There was a horse, once, who with each of their lives was sent to Earth to be a teacher Sometimes the horse was there to teach a fool to be more thoughtful about the risks of taking up a firebird’s feather, and sometimes the horse was there to teach their companion to be polite to witches, and sometimes the horse was there to remind a rider to trust their mount when it came to the question of how wide a gap they might clear with a leap at the end of a day’s ride. The horse was a teacher, an advisor, occasionally a friend in each of their lives, and this suited them well. But this story isn’t about any of those lives. It’s about another one altogether.
The horse knew that the knight was afraid as they approached. It wasn’t that the knight looked fearful or smelled fearful or sounded fearful. It was all of those, and more – a simple abiding certainty, in the knight’s bearing and movements, that screamed to the horse’s senses: I Am Quite Frightened. Now, the horse had dealt with nervous riders before, and sometimes taught them to trust and other times taught them not to approach any horse until they had conquered that fear, thank you very much.
The knight, however, for all that they were afraid, showed no clear sign of needing either of these lessons. They continued to approach and the horse continued to watch, and to consider what lesson might be imparted. It was a slow process, the knight’s walk to the pasture, and still the horse was no closer to an answer. Finally, at something of a loss, the horse did something very uncommon. It said, “Look, I’m here to teach you, as I always am. But I don’t know what you need to learn.”
The knight showed no sign of surprise at having encountered a talking horse. After a moment, they replied, “I appreciate the offer, but teaching is not what I require.”

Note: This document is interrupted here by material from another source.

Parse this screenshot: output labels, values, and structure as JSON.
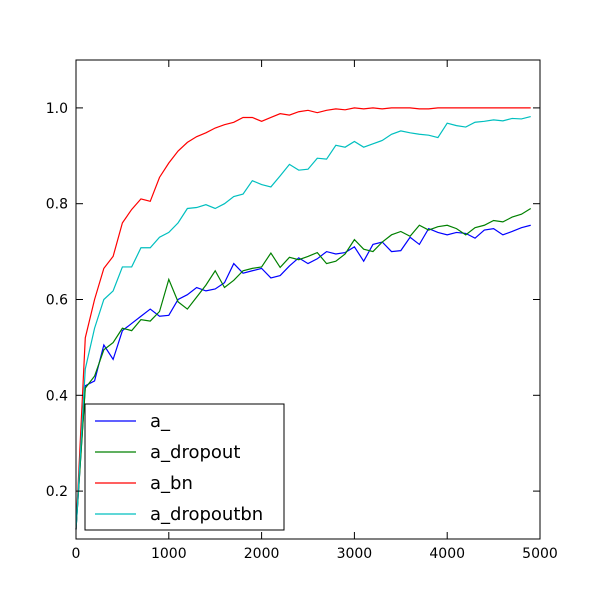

Now this was an odd thing, perhaps a unique thing. The horse had been around many times, many lives, always with the same calling, and while many companions had ignored their lessons, refusing them was something else. Perhaps, then, the knight needed to learn something about arrogance and false certainty? The horse considered this, and at length knew that no, that wasn’t the thing. The horse observed the knight closely and sensed that beneath the fear lay both pain and memory, and other things that were the knight’s to share or not as they chose. Finally, the horse said simply, “What do you require, then?”
The knight said, “Things happened to me – things were done to me, and to people I love. I…withdrew for a time, because the things that were done and my memory of them were horrible, and because I needed time to plan my next actions.” The knight smiled a thin smile, in spite of their fear and their memories. “Now I think those things that were done require a response, and I would like very much to deliver it.”
The horse was quite out of their element with this knight who did not need their lessons. But one thing you can be sure about a good teacher is that they’re also a good listener, and so the horse could hear the unasked question, the request for assistance that the knight hadn’t thought or didn’t dare to speak aloud. “Well,” the horse said as their nostrils flared, “as I said. I’m usually here as a teacher, but I can still carry a rider into battle, should the need arise. As we go, if you’d like to talk a little more about what happened, I’m not going anywhere except where you ask me. And if you’d rather not, well, that’s just fine.”
The knight swung up into the saddle and took up the reins. “Perhaps later. For now, there is a lesson that we can deliver together,” they said, and with no further words needed, the frightened but determined knight and the eternal horse charged ahead.